The knowledge base of LPNs and UAP places little emphasis on rationale for actions. Their training programs do not develop skills in decision-making and clinical judgment. As an RN, you must translate direction into understandable terms and be judicious in explaining rationale. Rationale may not be helpful without the requisite knowledge base. Explanations of rationale may detract attention from action priorities, as well as consume precious time to no avail.

 To obtain the assessment data you need, differentiate expectations for reporting for each specific patient.

 Provide cues and clues based on patient condition and status.

 If reasonable, provide reporting checklists for frequently encountered patient conditions.

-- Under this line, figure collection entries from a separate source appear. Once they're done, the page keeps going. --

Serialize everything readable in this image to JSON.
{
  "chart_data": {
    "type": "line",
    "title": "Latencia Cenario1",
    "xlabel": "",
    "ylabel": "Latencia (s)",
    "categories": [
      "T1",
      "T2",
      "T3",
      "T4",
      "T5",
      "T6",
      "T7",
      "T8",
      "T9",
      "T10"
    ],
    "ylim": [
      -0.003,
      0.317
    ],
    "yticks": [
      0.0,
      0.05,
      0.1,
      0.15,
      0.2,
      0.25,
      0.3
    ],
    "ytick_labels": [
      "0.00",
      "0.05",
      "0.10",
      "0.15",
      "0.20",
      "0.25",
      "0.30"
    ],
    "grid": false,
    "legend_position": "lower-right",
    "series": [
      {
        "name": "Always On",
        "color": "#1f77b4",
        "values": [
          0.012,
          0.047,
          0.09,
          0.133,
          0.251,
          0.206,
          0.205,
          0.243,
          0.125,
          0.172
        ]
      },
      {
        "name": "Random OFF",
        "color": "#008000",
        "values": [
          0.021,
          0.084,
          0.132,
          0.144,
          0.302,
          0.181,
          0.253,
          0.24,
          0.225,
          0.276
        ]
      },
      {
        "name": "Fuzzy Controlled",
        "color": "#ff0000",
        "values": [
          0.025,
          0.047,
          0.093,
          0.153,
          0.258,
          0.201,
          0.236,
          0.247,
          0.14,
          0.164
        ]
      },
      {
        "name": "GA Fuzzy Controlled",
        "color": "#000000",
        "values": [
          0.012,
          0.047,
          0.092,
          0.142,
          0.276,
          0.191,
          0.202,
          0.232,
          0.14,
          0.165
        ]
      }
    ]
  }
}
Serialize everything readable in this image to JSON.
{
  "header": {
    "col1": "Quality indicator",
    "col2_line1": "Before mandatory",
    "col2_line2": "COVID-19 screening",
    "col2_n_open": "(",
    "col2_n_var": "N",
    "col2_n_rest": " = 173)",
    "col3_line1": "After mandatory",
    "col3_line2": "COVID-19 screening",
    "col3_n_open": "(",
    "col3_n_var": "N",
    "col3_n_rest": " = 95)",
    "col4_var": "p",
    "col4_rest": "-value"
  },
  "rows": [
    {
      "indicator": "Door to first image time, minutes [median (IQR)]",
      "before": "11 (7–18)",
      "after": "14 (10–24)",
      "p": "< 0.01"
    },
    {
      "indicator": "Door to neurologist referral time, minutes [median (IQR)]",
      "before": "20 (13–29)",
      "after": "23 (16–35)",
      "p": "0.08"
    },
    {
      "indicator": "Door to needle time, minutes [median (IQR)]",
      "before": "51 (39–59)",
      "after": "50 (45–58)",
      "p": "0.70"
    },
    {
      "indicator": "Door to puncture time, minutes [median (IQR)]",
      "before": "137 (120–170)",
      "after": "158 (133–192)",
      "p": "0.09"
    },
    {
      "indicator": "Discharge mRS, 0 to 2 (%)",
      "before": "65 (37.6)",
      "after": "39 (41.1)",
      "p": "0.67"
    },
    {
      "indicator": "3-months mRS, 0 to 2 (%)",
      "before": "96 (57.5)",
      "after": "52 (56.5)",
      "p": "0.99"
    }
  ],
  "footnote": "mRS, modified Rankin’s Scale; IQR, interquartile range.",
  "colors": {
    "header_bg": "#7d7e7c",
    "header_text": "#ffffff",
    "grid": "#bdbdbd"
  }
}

Duties of LPNs, UAP and various levels of each may differ among healthcare facilities and among units within a healthcare facility. Verify the expectations, especially when you are new to the setting and when you float or transfer to a unit new to you.

UAP come to their roles from very divergent types of work and life experience. Take the time to find out the previous experience of UAP and clarify potential scope issues. Emergency medical technicians, nursing students and others unwittingly may overstep the UAP boundaries.

Healthcare facilities train UAP in the skill sets needed for their roles. They usually readily recognize their skill limitations and do not attempt to adjust IV rates, give medications or perform complicated procedures. However, the lines may not be so clearly defined for interpersonal interactions. More mature UAP may be accustomed to giving advice in their families and communities. Clarify the patient teaching and counseling role as one reserved for the RN.

The finding that tenure of UAP on a particular unit is associated with fewer negative patient outcomes cautions you to allow UAP to grow in their competence and confidence, not expecting too much too soon.